Leon Bronstein has had a life of adventure that has taken him
from the country of his birth in Moldavia, to the land of Israel.
An engineer and watchmaker by training, Bronstein's vivid and
active imagination ripened and evolved as he sought freedom with
his family away from the constraint of the culture of his birth.
Bronstein, like many seekers, discovered within himself a source
of strength and creative power that would generate an artistic
vocation inspired with determination to express a reach for freedom.
The year was 1979, Bronstein could not find a job as an engineer
or watchmaker, he needed employment, he could work with tools
and had molded clay and worked with wood as a child. It was the
beautiful grain of a piece of olive wood that motivated the sculptor
to fashion a small figure at a wood shop in the Old City Caesarea.
It was through this statue that was so well received by a local
shopkeeper that Bronstein's new artistic direction was charted.

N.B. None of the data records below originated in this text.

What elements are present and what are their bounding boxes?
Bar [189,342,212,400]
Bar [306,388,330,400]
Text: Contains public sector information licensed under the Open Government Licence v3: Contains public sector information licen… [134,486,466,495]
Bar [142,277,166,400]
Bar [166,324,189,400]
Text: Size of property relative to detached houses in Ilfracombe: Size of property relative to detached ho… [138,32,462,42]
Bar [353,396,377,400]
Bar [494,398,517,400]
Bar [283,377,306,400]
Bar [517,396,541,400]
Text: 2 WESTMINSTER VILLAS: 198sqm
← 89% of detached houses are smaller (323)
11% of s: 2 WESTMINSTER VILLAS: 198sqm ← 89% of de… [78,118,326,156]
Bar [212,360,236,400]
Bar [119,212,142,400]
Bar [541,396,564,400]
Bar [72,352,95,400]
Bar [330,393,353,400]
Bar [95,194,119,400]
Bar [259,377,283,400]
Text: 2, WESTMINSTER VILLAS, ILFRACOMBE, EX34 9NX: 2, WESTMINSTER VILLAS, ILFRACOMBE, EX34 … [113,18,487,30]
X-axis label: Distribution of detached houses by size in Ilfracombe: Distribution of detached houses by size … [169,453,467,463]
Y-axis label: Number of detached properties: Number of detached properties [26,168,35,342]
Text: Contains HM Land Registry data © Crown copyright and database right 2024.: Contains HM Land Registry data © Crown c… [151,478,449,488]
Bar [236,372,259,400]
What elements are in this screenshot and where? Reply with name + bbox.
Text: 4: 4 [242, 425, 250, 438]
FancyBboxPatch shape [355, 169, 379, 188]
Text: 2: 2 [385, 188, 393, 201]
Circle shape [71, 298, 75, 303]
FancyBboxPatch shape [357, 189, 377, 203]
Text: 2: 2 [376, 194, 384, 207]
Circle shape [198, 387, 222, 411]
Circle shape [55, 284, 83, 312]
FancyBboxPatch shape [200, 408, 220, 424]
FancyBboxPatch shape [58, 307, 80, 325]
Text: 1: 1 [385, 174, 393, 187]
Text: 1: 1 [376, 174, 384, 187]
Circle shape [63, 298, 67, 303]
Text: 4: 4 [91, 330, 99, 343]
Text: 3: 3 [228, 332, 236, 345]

This combination of circumstances and the success of his first
sculpture gave direction and purpose to his innate talent.
Bronstein's work shares a strong affinity with the great English
sculptors of this century, Henry Moore and Barbara Hepworth. In
Bronstein's semi-abstract figures, the mass of the material is
diminished as he continues the innovative idea of piercing matter
to reveal the surrounding space. The object interacts with Nature
to form an inter-connectedness. Large, volumetric, elongated and
attenuated forms become one with the spatial environment in an
all embracing relationship. Bronstein's figures express the flow
of natural curvilinear shapes in a "neo-art nouveau"
manner. Elegant feminine forms appear to move like branches on
a tree or blades of grass in the wind.